Personal information
- Full name: Kevin Delmenico
- Date of birth: 18 May 1945 (age 79)
- Original team(s): Castlemaine
- Height: 187 cm (6 ft 2 in)
- Weight: 83 kg (183 lb)
- Position(s): Defender

Playing career^{1}
- Years: Club / Games (Goals)
- 1966–70: Footscray / 65 (1)
- ^{1} Playing statistics correct to the end of 1970.

= Kevin Delmenico =

Australian rules footballer and coach

Kevin Delmenico (born 18 May 1945) is a former Australian rules footballer who played for Footscray in the Victorian Football League (VFL) from 1966 to 1970.

==Football career==
Delmenico played his early football with Castlemaine in the Bendigo Football League, winning the Michelsen Medal for the best and fairest player in the league in 1965. He was recruited by Footscray in 1966, spending five seasons there beside club great Ted Whitten, and playing 65 games. A defender, he kicked the only goal of his career against Geelong his debut season.

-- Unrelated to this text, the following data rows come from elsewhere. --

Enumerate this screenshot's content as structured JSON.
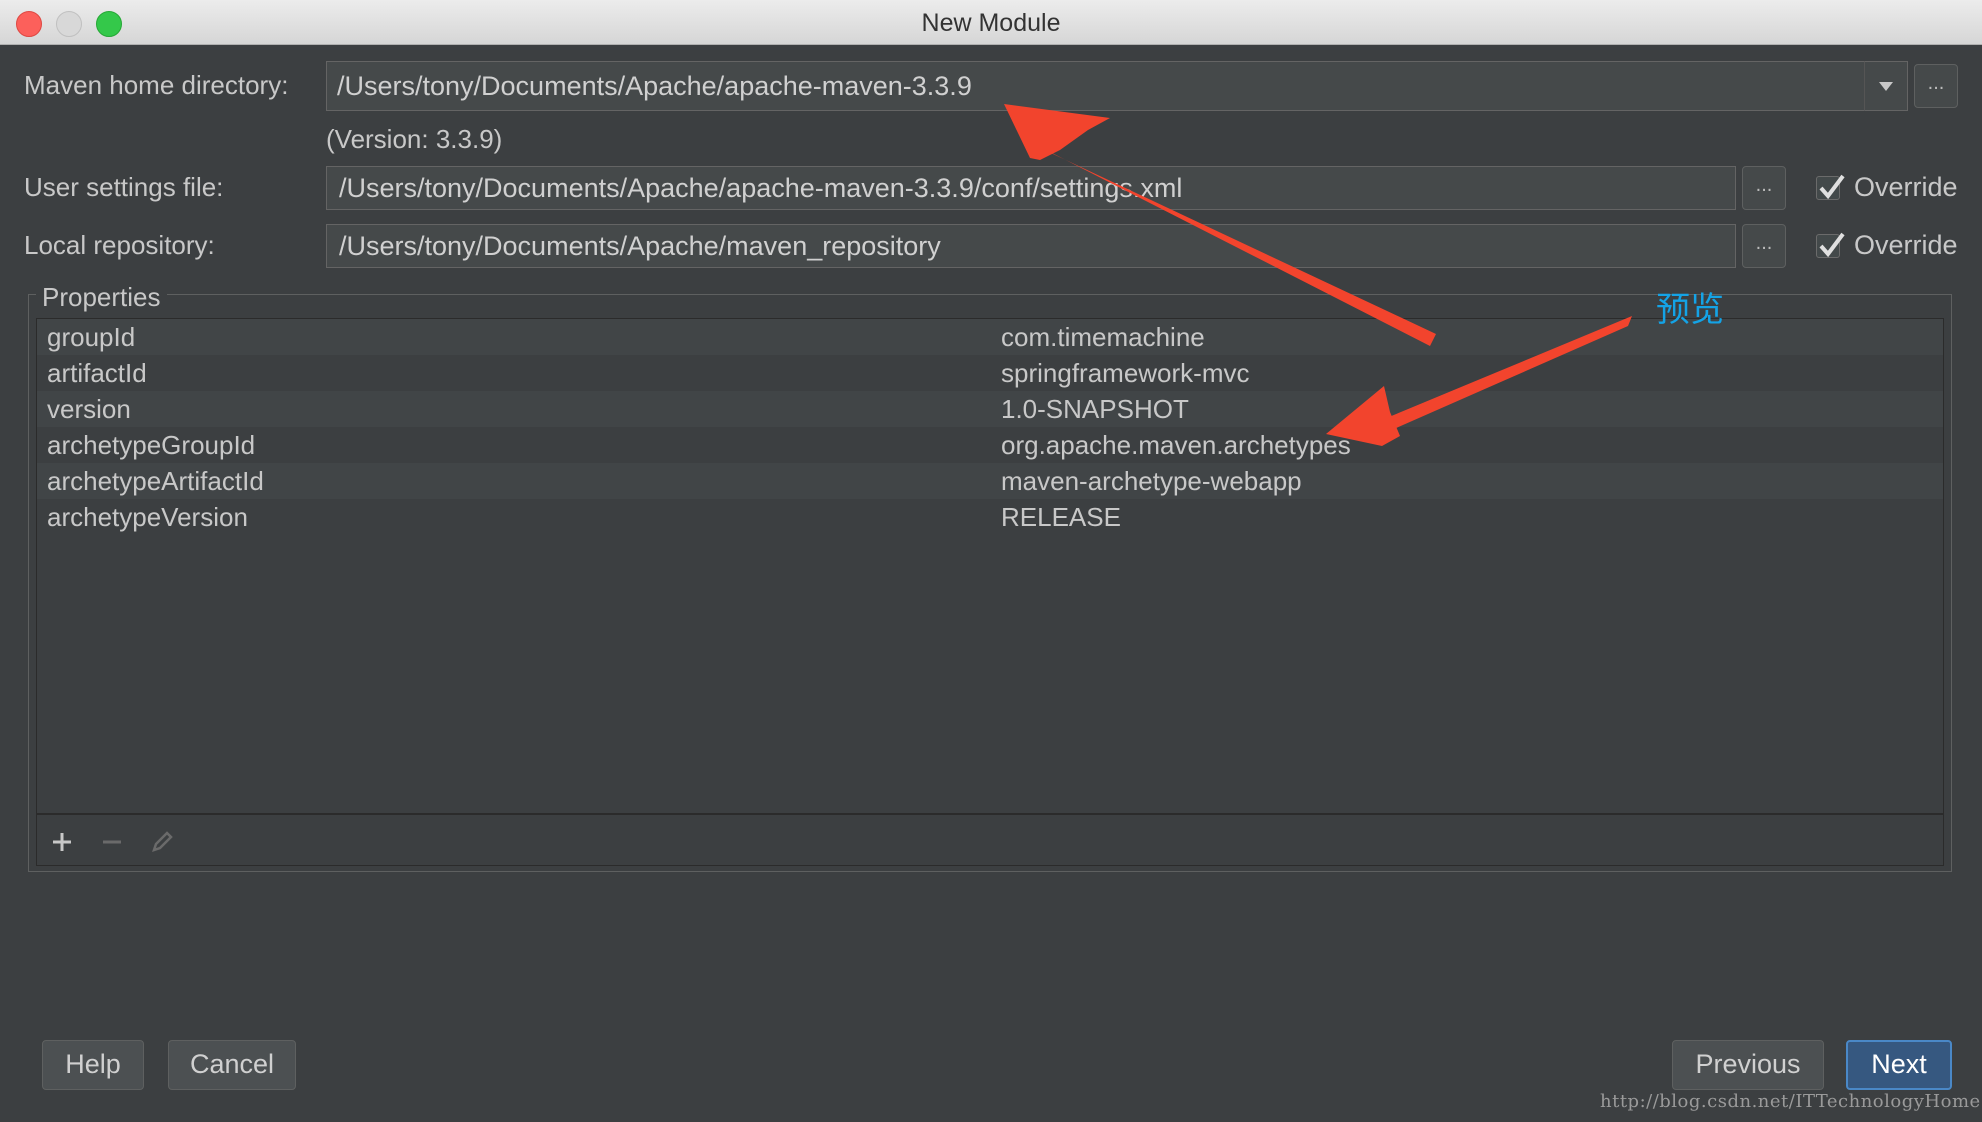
{
  "window": {
    "title": "New Module"
  },
  "maven": {
    "home_label": "Maven home directory:",
    "home_value": "/Users/tony/Documents/Apache/apache-maven-3.3.9",
    "version_text": "(Version: 3.3.9)",
    "settings_label": "User settings file:",
    "settings_value": "/Users/tony/Documents/Apache/apache-maven-3.3.9/conf/settings.xml",
    "repo_label": "Local repository:",
    "repo_value": "/Users/tony/Documents/Apache/maven_repository",
    "override_label": "Override",
    "browse_label": "...",
    "settings_override_checked": true,
    "repo_override_checked": true
  },
  "properties": {
    "title": "Properties",
    "rows": [
      {
        "key": "groupId",
        "value": "com.timemachine"
      },
      {
        "key": "artifactId",
        "value": "springframework-mvc"
      },
      {
        "key": "version",
        "value": "1.0-SNAPSHOT"
      },
      {
        "key": "archetypeGroupId",
        "value": "org.apache.maven.archetypes"
      },
      {
        "key": "archetypeArtifactId",
        "value": "maven-archetype-webapp"
      },
      {
        "key": "archetypeVersion",
        "value": "RELEASE"
      }
    ],
    "toolbar_icons": [
      "add-icon",
      "remove-icon",
      "edit-icon"
    ]
  },
  "buttons": {
    "help": "Help",
    "cancel": "Cancel",
    "previous": "Previous",
    "next": "Next"
  },
  "annotation": {
    "text": "预览",
    "color": "#14a3e6",
    "arrow_color": "#f2442d"
  },
  "watermark": "http://blog.csdn.net/ITTechnologyHome",
  "colors": {
    "background": "#3c3f41",
    "field": "#45494a",
    "default_button": "#365880"
  }
}
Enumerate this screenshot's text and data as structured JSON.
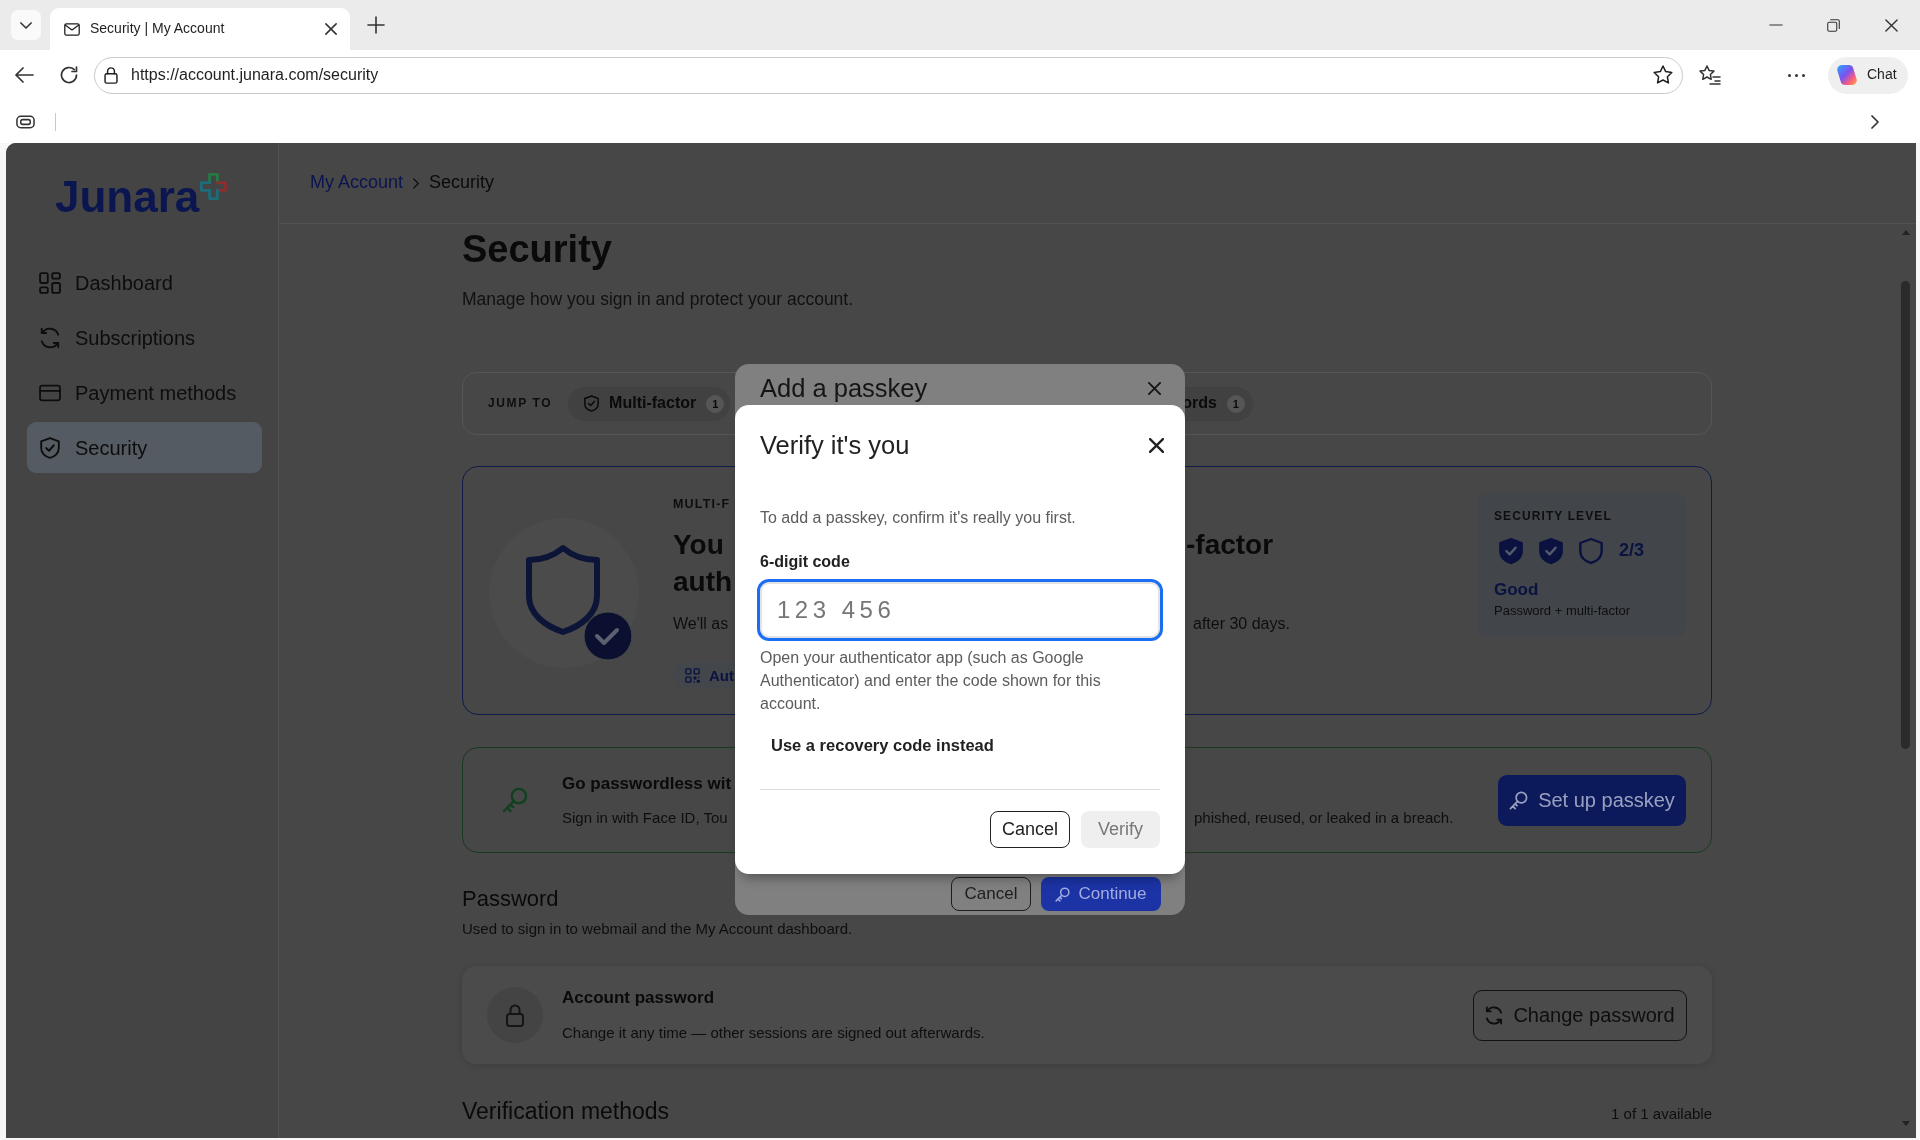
{
  "browser": {
    "tab_title": "Security | My Account",
    "url": "https://account.junara.com/security",
    "chat_label": "Chat"
  },
  "sidebar": {
    "logo": "Junara",
    "items": [
      {
        "label": "Dashboard",
        "selected": false
      },
      {
        "label": "Subscriptions",
        "selected": false
      },
      {
        "label": "Payment methods",
        "selected": false
      },
      {
        "label": "Security",
        "selected": true
      }
    ]
  },
  "breadcrumb": [
    {
      "kind": "link",
      "label": "My Account"
    },
    {
      "kind": "current",
      "label": "Security"
    }
  ],
  "page": {
    "title": "Security",
    "subtitle": "Manage how you sign in and protect your account."
  },
  "jump_bar": {
    "label": "JUMP TO",
    "chips": [
      {
        "kind": "shield",
        "label": "Multi-factor",
        "count": "1"
      },
      {
        "kind": "plain",
        "label": "ords",
        "count": "1"
      }
    ]
  },
  "mfa_card": {
    "eyebrow": "MULTI-F",
    "heading_lines": [
      {
        "left": "You",
        "right": "-factor"
      },
      {
        "left": "auth"
      }
    ],
    "body": {
      "left": "We'll as",
      "right": "after 30 days."
    },
    "chip": "Aut",
    "security_level": {
      "label": "SECURITY LEVEL",
      "shields": [
        {
          "filled": true
        },
        {
          "filled": true
        },
        {
          "filled": false
        }
      ],
      "score": "2/3",
      "rating": "Good",
      "detail": "Password + multi-factor"
    }
  },
  "passkey_card": {
    "title": "Go passwordless wit",
    "text_left": "Sign in with Face ID, Tou",
    "text_right": "phished, reused, or leaked in a breach.",
    "button": "Set up passkey"
  },
  "password_section": {
    "title": "Password",
    "subtitle": "Used to sign in to webmail and the My Account dashboard.",
    "item": {
      "title": "Account password",
      "text": "Change it any time — other sessions are signed out afterwards.",
      "button": "Change password"
    }
  },
  "verification_section": {
    "title": "Verification methods",
    "count": "1 of 1 available"
  },
  "passkey_dialog": {
    "title": "Add a passkey",
    "buttons": [
      {
        "kind": "outline",
        "label": "Cancel"
      },
      {
        "kind": "primary",
        "label": "Continue"
      }
    ]
  },
  "verify_dialog": {
    "title": "Verify it's you",
    "intro": "To add a passkey, confirm it's really you first.",
    "field": {
      "label": "6-digit code",
      "placeholder": "123 456",
      "focused": true
    },
    "help": "Open your authenticator app (such as Google Authenticator) and enter the code shown for this account.",
    "link": "Use a recovery code instead",
    "buttons": [
      {
        "kind": "outline",
        "label": "Cancel",
        "disabled": false
      },
      {
        "kind": "primary",
        "label": "Verify",
        "disabled": true
      }
    ]
  }
}
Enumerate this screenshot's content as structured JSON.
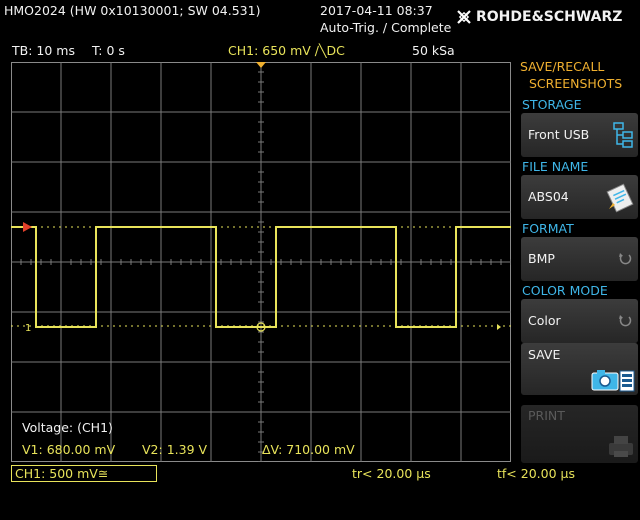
{
  "header": {
    "title": "HMO2024 (HW 0x10130001; SW 04.531)",
    "datetime": "2017-04-11 08:37",
    "trigger_status": "Auto-Trig. / Complete",
    "brand": "ROHDE&SCHWARZ"
  },
  "status_line": {
    "timebase": "TB: 10 ms",
    "time_offset": "T: 0 s",
    "channel_setting": "CH1: 650 mV ∕╲DC",
    "sample_rate": "50 kSa"
  },
  "waveform": {
    "channel_marker": "1",
    "trigger_marker": "T",
    "ground_marker": "1",
    "high_level_divisions": 0.7,
    "low_level_divisions": -1.3,
    "edges_divisions": [
      0.5,
      1.7,
      4.1,
      5.3,
      7.7,
      8.9
    ],
    "start_level": "high"
  },
  "measurement": {
    "title": "Voltage: (CH1)",
    "v1": "V1: 680.00 mV",
    "v2": "V2: 1.39 V",
    "dv": "ΔV: 710.00 mV"
  },
  "bottom_bar": {
    "ch1_scale": "CH1: 500 mV≅",
    "rise_time": "tr< 20.00 µs",
    "fall_time": "tf< 20.00 µs"
  },
  "menu": {
    "title_line1": "SAVE/RECALL",
    "title_line2": "SCREENSHOTS",
    "storage_label": "STORAGE",
    "storage_value": "Front USB",
    "file_name_label": "FILE NAME",
    "file_name_value": "ABS04",
    "format_label": "FORMAT",
    "format_value": "BMP",
    "color_mode_label": "COLOR MODE",
    "color_mode_value": "Color",
    "save_label": "SAVE",
    "print_label": "PRINT"
  },
  "colors": {
    "trace": "#e8e35a",
    "menu_label": "#3fb6e8",
    "accent": "#f0b030",
    "grid": "#7a7a7a"
  }
}
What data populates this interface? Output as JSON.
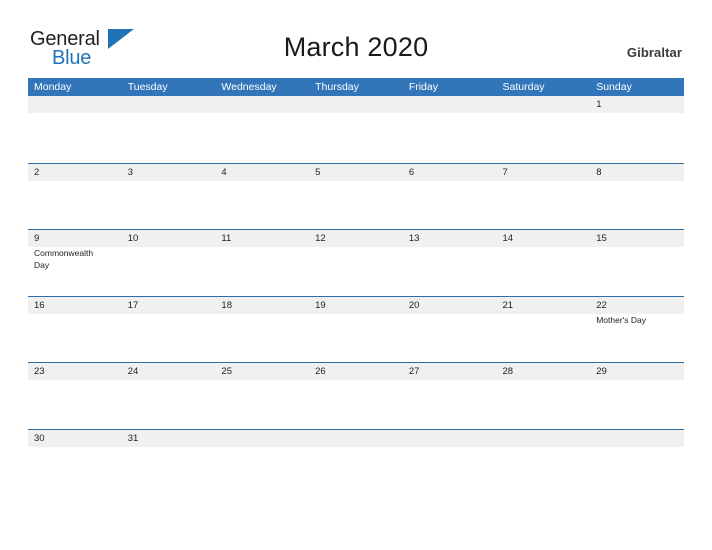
{
  "brand": {
    "word_one": "General",
    "word_two": "Blue",
    "color_dark": "#231f20",
    "color_blue": "#2173b8"
  },
  "header": {
    "title": "March 2020",
    "region": "Gibraltar"
  },
  "theme": {
    "header_blue": "#3275b8",
    "row_line": "#2e6da4",
    "band_gray": "#f0f0f0",
    "page_background": "#ffffff"
  },
  "calendar": {
    "month": "March",
    "year": "2020",
    "week_start": "Monday",
    "weekdays": [
      "Monday",
      "Tuesday",
      "Wednesday",
      "Thursday",
      "Friday",
      "Saturday",
      "Sunday"
    ],
    "weeks": [
      [
        {
          "num": "",
          "events": []
        },
        {
          "num": "",
          "events": []
        },
        {
          "num": "",
          "events": []
        },
        {
          "num": "",
          "events": []
        },
        {
          "num": "",
          "events": []
        },
        {
          "num": "",
          "events": []
        },
        {
          "num": "1",
          "events": []
        }
      ],
      [
        {
          "num": "2",
          "events": []
        },
        {
          "num": "3",
          "events": []
        },
        {
          "num": "4",
          "events": []
        },
        {
          "num": "5",
          "events": []
        },
        {
          "num": "6",
          "events": []
        },
        {
          "num": "7",
          "events": []
        },
        {
          "num": "8",
          "events": []
        }
      ],
      [
        {
          "num": "9",
          "events": [
            "Commonwealth Day"
          ]
        },
        {
          "num": "10",
          "events": []
        },
        {
          "num": "11",
          "events": []
        },
        {
          "num": "12",
          "events": []
        },
        {
          "num": "13",
          "events": []
        },
        {
          "num": "14",
          "events": []
        },
        {
          "num": "15",
          "events": []
        }
      ],
      [
        {
          "num": "16",
          "events": []
        },
        {
          "num": "17",
          "events": []
        },
        {
          "num": "18",
          "events": []
        },
        {
          "num": "19",
          "events": []
        },
        {
          "num": "20",
          "events": []
        },
        {
          "num": "21",
          "events": []
        },
        {
          "num": "22",
          "events": [
            "Mother's Day"
          ]
        }
      ],
      [
        {
          "num": "23",
          "events": []
        },
        {
          "num": "24",
          "events": []
        },
        {
          "num": "25",
          "events": []
        },
        {
          "num": "26",
          "events": []
        },
        {
          "num": "27",
          "events": []
        },
        {
          "num": "28",
          "events": []
        },
        {
          "num": "29",
          "events": []
        }
      ],
      [
        {
          "num": "30",
          "events": []
        },
        {
          "num": "31",
          "events": []
        },
        {
          "num": "",
          "events": []
        },
        {
          "num": "",
          "events": []
        },
        {
          "num": "",
          "events": []
        },
        {
          "num": "",
          "events": []
        },
        {
          "num": "",
          "events": []
        }
      ]
    ]
  }
}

Delmenico was captain-coach of Ganmain FC in the South West Football League (New South Wales) in 1971 and 1972. He joined Canberra club Manuka in the ACTAFL in 1973 and played in three successive premierships, the last two as captain-coach. From 1976 to 1980, Delmenico coached Queanbeyan. He coached the ACT at the 1979 Perth State of Origin Carnival.

In 1991 Delmenico was elected unopposed as president of the ACTAFL, succeeding Allan Hird Jr. In 2011 he was inducted into the AFL Canberra Hall of Fame.